Jimbaran, LenteraEsai.id – Kegiatan International Science and Invention Fair (ISIF) 2023 yang diselenggarakan atas kolaborasi Indonesian Young Scientist Association (IYSA) dengan Universitas Udayana melalui Kantor Urusan International (KUI), resmi ditutup dalam suatu upacara di Auditorium Widya Sabha Kampus Bukit Jimbaran, Badung pada Jumat (10/11/2023).
Kegiatan internasional tersebut telah berlangsung selama empat hari, di mana dirangkaikan juga dengan aktivitas Invention and Innovation Fair (IIF), National Research Teacher Competition (NRTC), dan International Research Teacher Competition (IRTC).
Koordinator KUI Universitas Udayana (Unud) Putu Ayu Asty Senja Pratiwi PhD dalam sambutannya mengatakan bahwa kompetisi ini penting untuk menumbuhkan ilmu, memperdalam pemahaman, membina pembelajaran, dan juga sebagai wadah refleksi.
“Menang atau kalah, keduanya merupakan peluang besar untuk mengajarkan kita melakukan tindakan dan reaksi yang tepat, serta memahami naik turunnya kehidupan.
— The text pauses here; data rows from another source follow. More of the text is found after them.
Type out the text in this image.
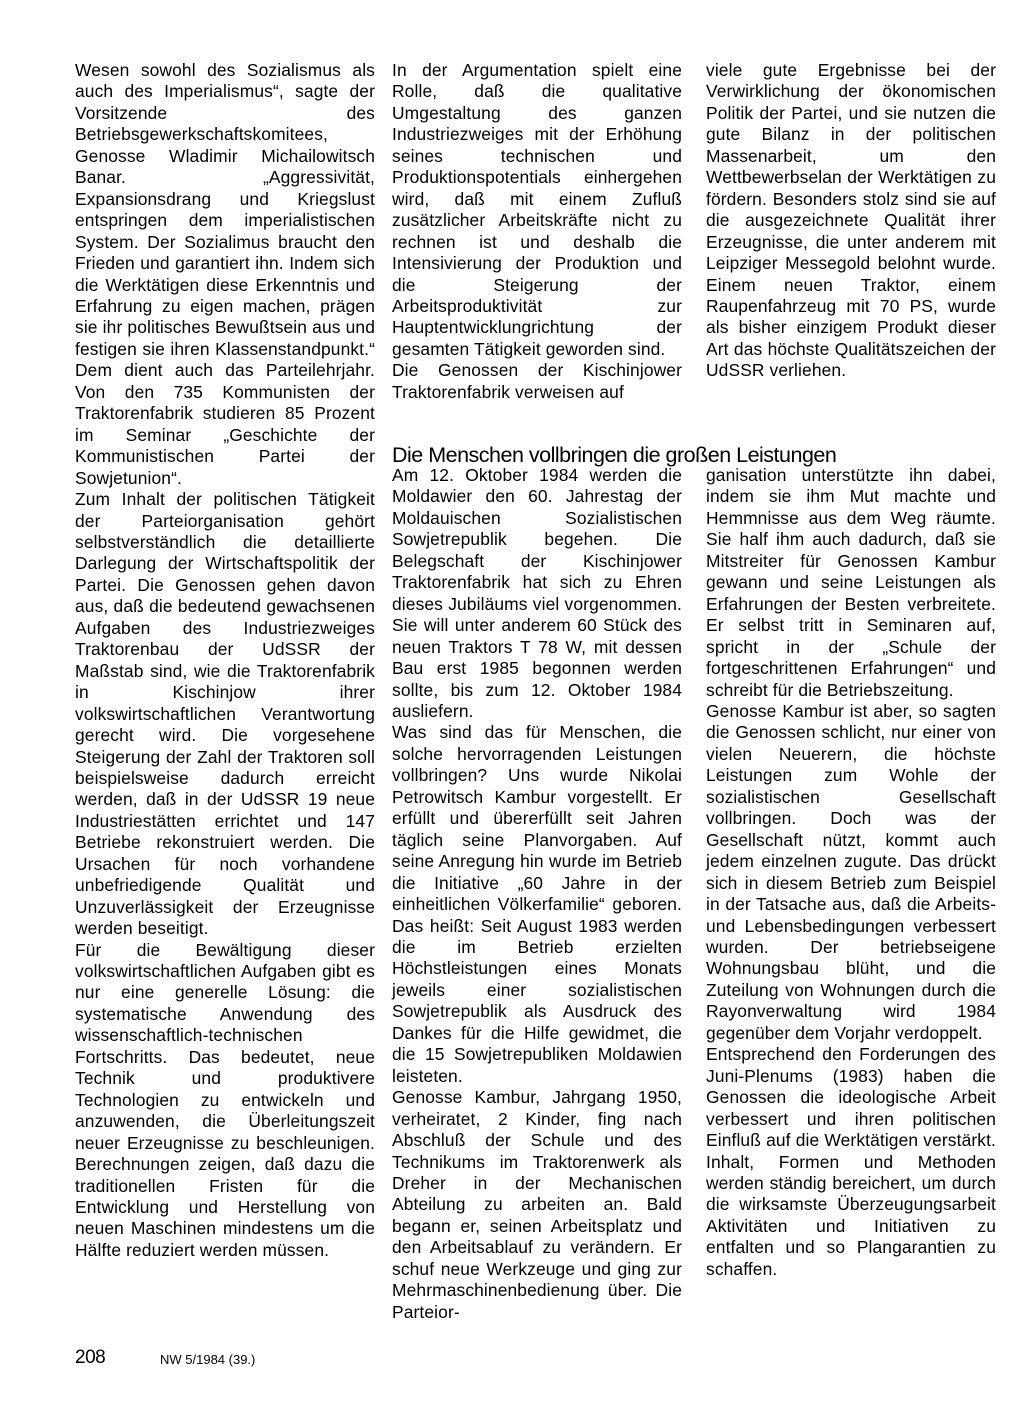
Wesen sowohl des Sozialismus als auch des Imperialismus“, sagte der Vorsitzende des Betriebsgewerkschaftskomitees, Genosse Wladimir Michailowitsch Banar. „Aggressivität, Expansionsdrang und Kriegslust entspringen dem imperialistischen System. Der Sozialimus braucht den Frieden und garantiert ihn. Indem sich die Werktätigen diese Erkenntnis und Erfahrung zu eigen machen, prägen sie ihr politisches Bewußtsein aus und festigen sie ihren Klassenstandpunkt.“ Dem dient auch das Parteilehrjahr. Von den 735 Kommunisten der Traktorenfabrik studieren 85 Prozent im Seminar „Geschichte der Kommunistischen Partei der Sowjetunion“.

Zum Inhalt der politischen Tätigkeit der Parteiorganisation gehört selbstverständlich die detaillierte Darlegung der Wirtschaftspolitik der Partei. Die Genossen gehen davon aus, daß die bedeutend gewachsenen Aufgaben des Industriezweiges Traktorenbau der UdSSR der Maßstab sind, wie die Traktorenfabrik in Kischinjow ihrer volkswirtschaftlichen Verantwortung gerecht wird. Die vorgesehene Steigerung der Zahl der Traktoren soll beispielsweise dadurch erreicht werden, daß in der UdSSR 19 neue Industriestätten errichtet und 147 Betriebe rekonstruiert werden. Die Ursachen für noch vorhandene unbefriedigende Qualität und Unzuverlässigkeit der Erzeugnisse werden beseitigt.

Für die Bewältigung dieser volkswirtschaftlichen Aufgaben gibt es nur eine generelle Lösung: die systematische Anwendung des wissenschaftlich-technischen Fortschritts. Das bedeutet, neue Technik und produktivere Technologien zu entwickeln und anzuwenden, die Überleitungszeit neuer Erzeugnisse zu beschleunigen. Berechnungen zeigen, daß dazu die traditionellen Fristen für die Entwicklung und Herstellung von neuen Maschinen mindestens um die Hälfte reduziert werden müssen.

In der Argumentation spielt eine Rolle, daß die qualitative Umgestaltung des ganzen Industriezweiges mit der Erhöhung seines technischen und Produktionspotentials einhergehen wird, daß mit einem Zufluß zusätzlicher Arbeitskräfte nicht zu rechnen ist und deshalb die Intensivierung der Produktion und die Steigerung der Arbeitsproduktivität zur Hauptentwicklungrichtung der gesamten Tätigkeit geworden sind.

Die Genossen der Kischinjower Traktorenfabrik verweisen auf

viele gute Ergebnisse bei der Verwirklichung der ökonomischen Politik der Partei, und sie nutzen die gute Bilanz in der politischen Massenarbeit, um den Wettbewerbselan der Werktätigen zu fördern. Besonders stolz sind sie auf die ausgezeichnete Qualität ihrer Erzeugnisse, die unter anderem mit Leipziger Messegold belohnt wurde. Einem neuen Traktor, einem Raupenfahrzeug mit 70 PS, wurde als bisher einzigem Produkt dieser Art das höchste Qualitätszeichen der UdSSR verliehen.

Die Menschen vollbringen die großen Leistungen

Am 12. Oktober 1984 werden die Moldawier den 60. Jahrestag der Moldauischen Sozialistischen Sowjetrepublik begehen. Die Belegschaft der Kischinjower Traktorenfabrik hat sich zu Ehren dieses Jubiläums viel vorgenommen. Sie will unter anderem 60 Stück des neuen Traktors T 78 W, mit dessen Bau erst 1985 begonnen werden sollte, bis zum 12. Oktober 1984 ausliefern.

Was sind das für Menschen, die solche hervorragenden Leistungen vollbringen? Uns wurde Nikolai Petrowitsch Kambur vorgestellt. Er erfüllt und übererfüllt seit Jahren täglich seine Planvorgaben. Auf seine Anregung hin wurde im Betrieb die Initiative „60 Jahre in der einheitlichen Völkerfamilie“ geboren. Das heißt: Seit August 1983 werden die im Betrieb erzielten Höchstleistungen eines Monats jeweils einer sozialistischen Sowjetrepublik als Ausdruck des Dankes für die Hilfe gewidmet, die die 15 Sowjetrepubliken Moldawien leisteten.

Genosse Kambur, Jahrgang 1950, verheiratet, 2 Kinder, fing nach Abschluß der Schule und des Technikums im Traktorenwerk als Dreher in der Mechanischen Abteilung zu arbeiten an. Bald begann er, seinen Arbeitsplatz und den Arbeitsablauf zu verändern. Er schuf neue Werkzeuge und ging zur Mehrmaschinenbedienung über. Die Parteior-

ganisation unterstützte ihn dabei, indem sie ihm Mut machte und Hemmnisse aus dem Weg räumte. Sie half ihm auch dadurch, daß sie Mitstreiter für Genossen Kambur gewann und seine Leistungen als Erfahrungen der Besten verbreitete. Er selbst tritt in Seminaren auf, spricht in der „Schule der fortgeschrittenen Erfahrungen“ und schreibt für die Betriebszeitung.

Genosse Kambur ist aber, so sagten die Genossen schlicht, nur einer von vielen Neuerern, die höchste Leistungen zum Wohle der sozialistischen Gesellschaft vollbringen. Doch was der Gesellschaft nützt, kommt auch jedem einzelnen zugute. Das drückt sich in diesem Betrieb zum Beispiel in der Tatsache aus, daß die Arbeits- und Lebensbedingungen verbessert wurden. Der betriebseigene Wohnungsbau blüht, und die Zuteilung von Wohnungen durch die Rayonverwaltung wird 1984 gegenüber dem Vorjahr verdoppelt.

Entsprechend den Forderungen des Juni-Plenums (1983) haben die Genossen die ideologische Arbeit verbessert und ihren politischen Einfluß auf die Werktätigen verstärkt. Inhalt, Formen und Methoden werden ständig bereichert, um durch die wirksamste Überzeugungsarbeit Aktivitäten und Initiativen zu entfalten und so Plangarantien zu schaffen.

208	NW 5/1984 (39.)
Ini memberi kita sebuah kesempatan dalam meluangkan waktu memikirkan cara untuk bergerak maju,” ucapnya, penuh semangat.
Sementara itu, Deni Irawan selaku President of IYSA menyampaikan, kegiatan ini bertujuan untuk memberikan kesempatan bagi para pelajar dan mahasiswa Indonesia maupun luar negeri untuk terlibat dalam pameran ilmiah serta mengaktualisasikan bidang sains, teknologi, atau penggabungan keduanya dalam kompetisi global.
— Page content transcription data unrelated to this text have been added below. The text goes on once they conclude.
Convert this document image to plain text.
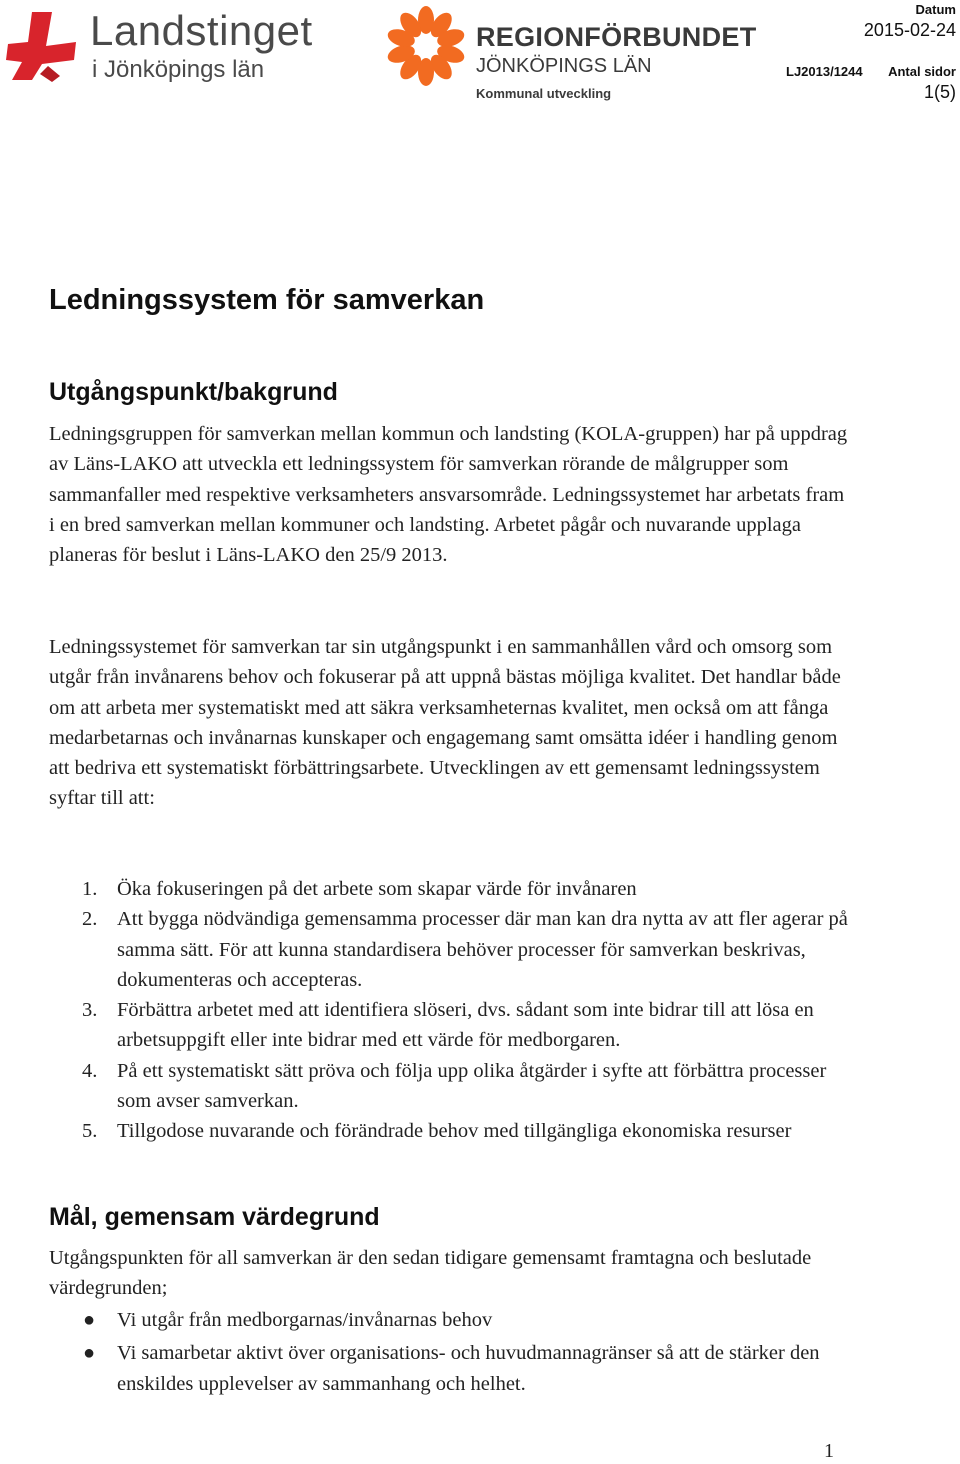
Landstinget
i Jönköpings län
REGIONFÖRBUNDET
JÖNKÖPINGS LÄN
Kommunal utveckling
Datum
2015-02-24
LJ2013/1244 Antal sidor
1(5)
Ledningssystem för samverkan
Utgångspunkt/bakgrund

Ledningsgruppen för samverkan mellan kommun och landsting (KOLA-gruppen) har på uppdrag av Läns-LAKO att utveckla ett ledningssystem för samverkan rörande de målgrupper som sammanfaller med respektive verksamheters ansvarsområde. Ledningssystemet har arbetats fram i en bred samverkan mellan kommuner och landsting. Arbetet pågår och nuvarande upplaga planeras för beslut i Läns-LAKO den 25/9 2013.

Ledningssystemet för samverkan tar sin utgångspunkt i en sammanhållen vård och omsorg som utgår från invånarens behov och fokuserar på att uppnå bästas möjliga kvalitet. Det handlar både om att arbeta mer systematiskt med att säkra verksamheternas kvalitet, men också om att fånga medarbetarnas och invånarnas kunskaper och engagemang samt omsätta idéer i handling genom att bedriva ett systematiskt förbättringsarbete. Utvecklingen av ett gemensamt ledningssystem syftar till att:

1. Öka fokuseringen på det arbete som skapar värde för invånaren
2. Att bygga nödvändiga gemensamma processer där man kan dra nytta av att fler agerar på samma sätt. För att kunna standardisera behöver processer för samverkan beskrivas, dokumenteras och accepteras.
3. Förbättra arbetet med att identifiera slöseri, dvs. sådant som inte bidrar till att lösa en arbetsuppgift eller inte bidrar med ett värde för medborgaren.
4. På ett systematiskt sätt pröva och följa upp olika åtgärder i syfte att förbättra processer som avser samverkan.
5. Tillgodose nuvarande och förändrade behov med tillgängliga ekonomiska resurser
Mål, gemensam värdegrund

Utgångspunkten för all samverkan är den sedan tidigare gemensamt framtagna och beslutade värdegrunden;

● Vi utgår från medborgarnas/invånarnas behov
● Vi samarbetar aktivt över organisations- och huvudmannagränser så att de stärker den enskildes upplevelser av sammanhang och helhet.
1
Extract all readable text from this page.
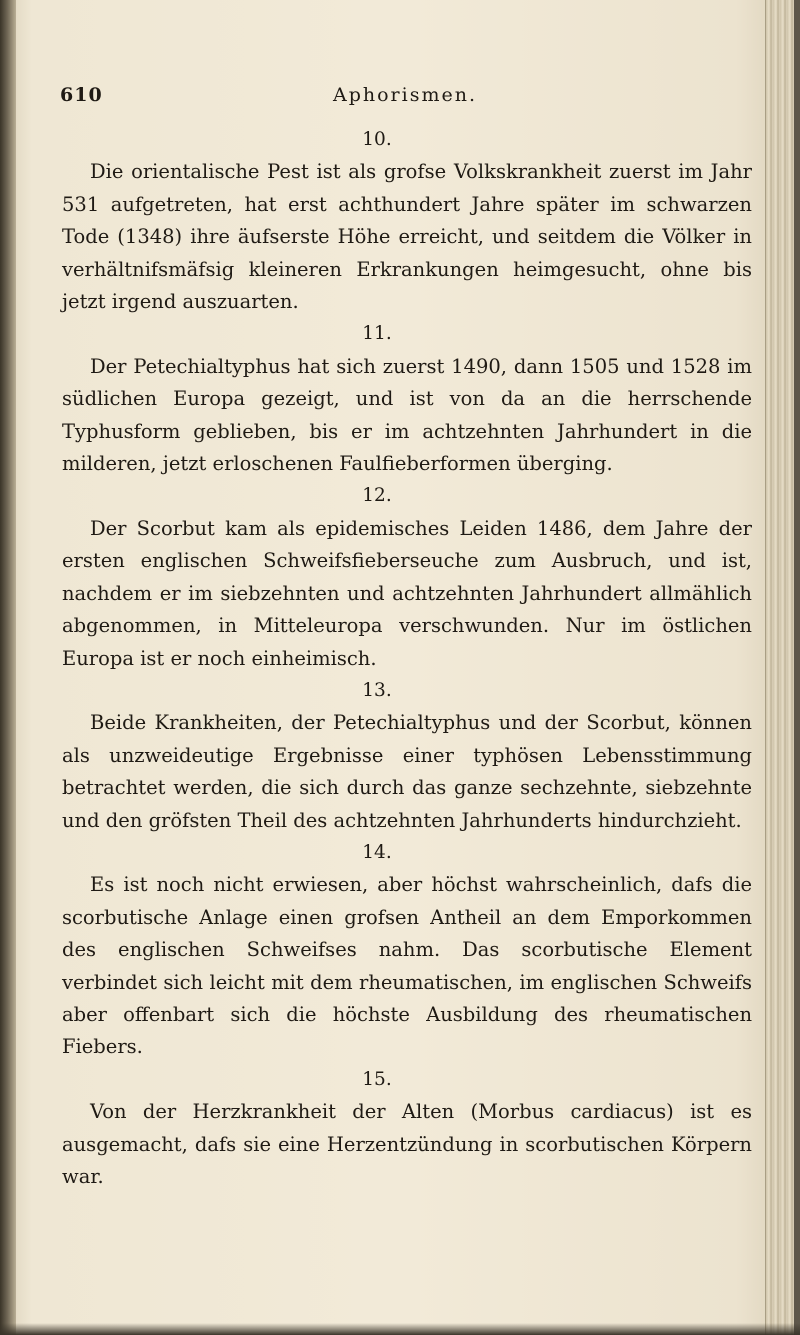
610	Aphorismen.

10.

Die orientalische Pest ist als grofse Volkskrankheit zuerst im Jahr 531 aufgetreten, hat erst achthundert Jahre später im schwarzen Tode (1348) ihre äufserste Höhe erreicht, und seitdem die Völker in verhältnifsmäfsig kleineren Erkrankungen heimgesucht, ohne bis jetzt irgend auszuarten.

11.

Der Petechialtyphus hat sich zuerst 1490, dann 1505 und 1528 im südlichen Europa gezeigt, und ist von da an die herrschende Typhusform geblieben, bis er im achtzehnten Jahrhundert in die milderen, jetzt erloschenen Faulfieberformen überging.

12.

Der Scorbut kam als epidemisches Leiden 1486, dem Jahre der ersten englischen Schweifsfieberseuche zum Ausbruch, und ist, nachdem er im siebzehnten und achtzehnten Jahrhundert allmählich abgenommen, in Mitteleuropa verschwunden. Nur im östlichen Europa ist er noch einheimisch.

13.

Beide Krankheiten, der Petechialtyphus und der Scorbut, können als unzweideutige Ergebnisse einer typhösen Lebensstimmung betrachtet werden, die sich durch das ganze sechzehnte, siebzehnte und den gröfsten Theil des achtzehnten Jahrhunderts hindurchzieht.

14.

Es ist noch nicht erwiesen, aber höchst wahrscheinlich, dafs die scorbutische Anlage einen grofsen Antheil an dem Emporkommen des englischen Schweifses nahm. Das scorbutische Element verbindet sich leicht mit dem rheumatischen, im englischen Schweifs aber offenbart sich die höchste Ausbildung des rheumatischen Fiebers.

15.

Von der Herzkrankheit der Alten (Morbus cardiacus) ist es ausgemacht, dafs sie eine Herzentzündung in scorbutischen Körpern war.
Tahun ini, ISIF diikuti oleh 685 tim yang terdiri atas 421 tim online dan 264 offline dari 28 negara. Sebanyak 10 negara di antaranya datang secara langsung ke Bali, yakni Kazakhstan, Uzbekistan, Hongkong, Malaysia, Iran, Meksiko, Rumania, Singapura dan Indonesia. Sedangkan sisanya mengikuti secara online.
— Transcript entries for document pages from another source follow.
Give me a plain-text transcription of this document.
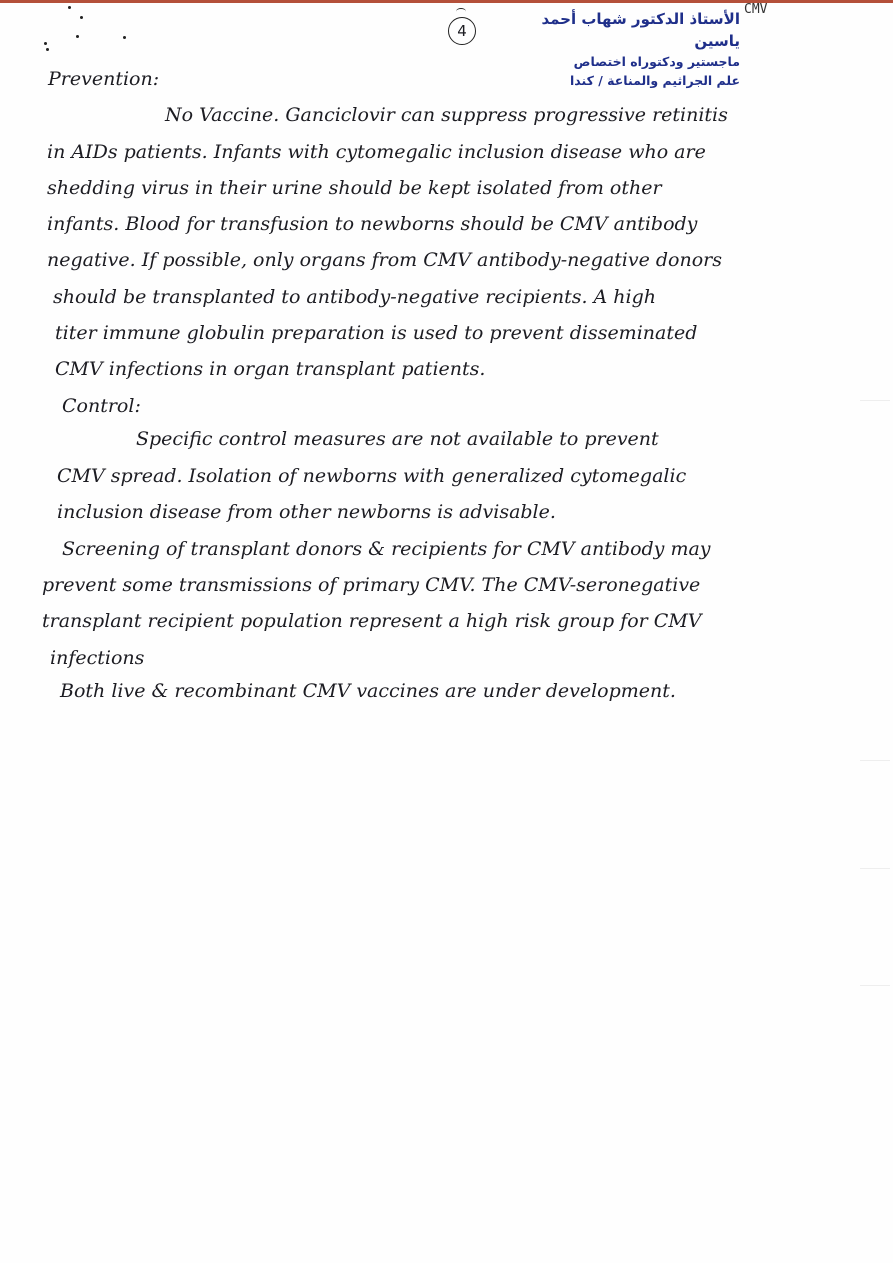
4
الأستاذ الدكتور شهاب أحمد ياسين
ماجستير ودكتوراه اختصاص
علم الجراثيم والمناعة / كندا
CMV
Prevention:
No Vaccine. Ganciclovir can suppress progressive retinitis
in AIDs patients. Infants with cytomegalic inclusion disease who are
shedding virus in their urine should be kept isolated from other
infants. Blood for transfusion to newborns should be CMV antibody
negative. If possible, only organs from CMV antibody-negative donors
should be transplanted to antibody-negative recipients. A high
titer immune globulin preparation is used to prevent disseminated
CMV infections in organ transplant patients.
Control:
Specific control measures are not available to prevent
CMV spread. Isolation of newborns with generalized cytomegalic
inclusion disease from other newborns is advisable.
Screening of transplant donors & recipients for CMV antibody may
prevent some transmissions of primary CMV. The CMV-seronegative
transplant recipient population represent a high risk group for CMV
infections
Both live & recombinant CMV vaccines are under development.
“Dengan adanya event ini, harapannya dapat meningkatkan kreativitas pelajar dan mahasiswa di Indonesia dan dunia. Karena pembelajaran tidak hanya menekankan pada konsep, namun lebih ke aksi untuk menciptakan suatu karya yang bisa diimplementasikan dalam kehidupan sehari-hari,” kata Deni saat ditemui awak media massa di sela-sela kegiatan.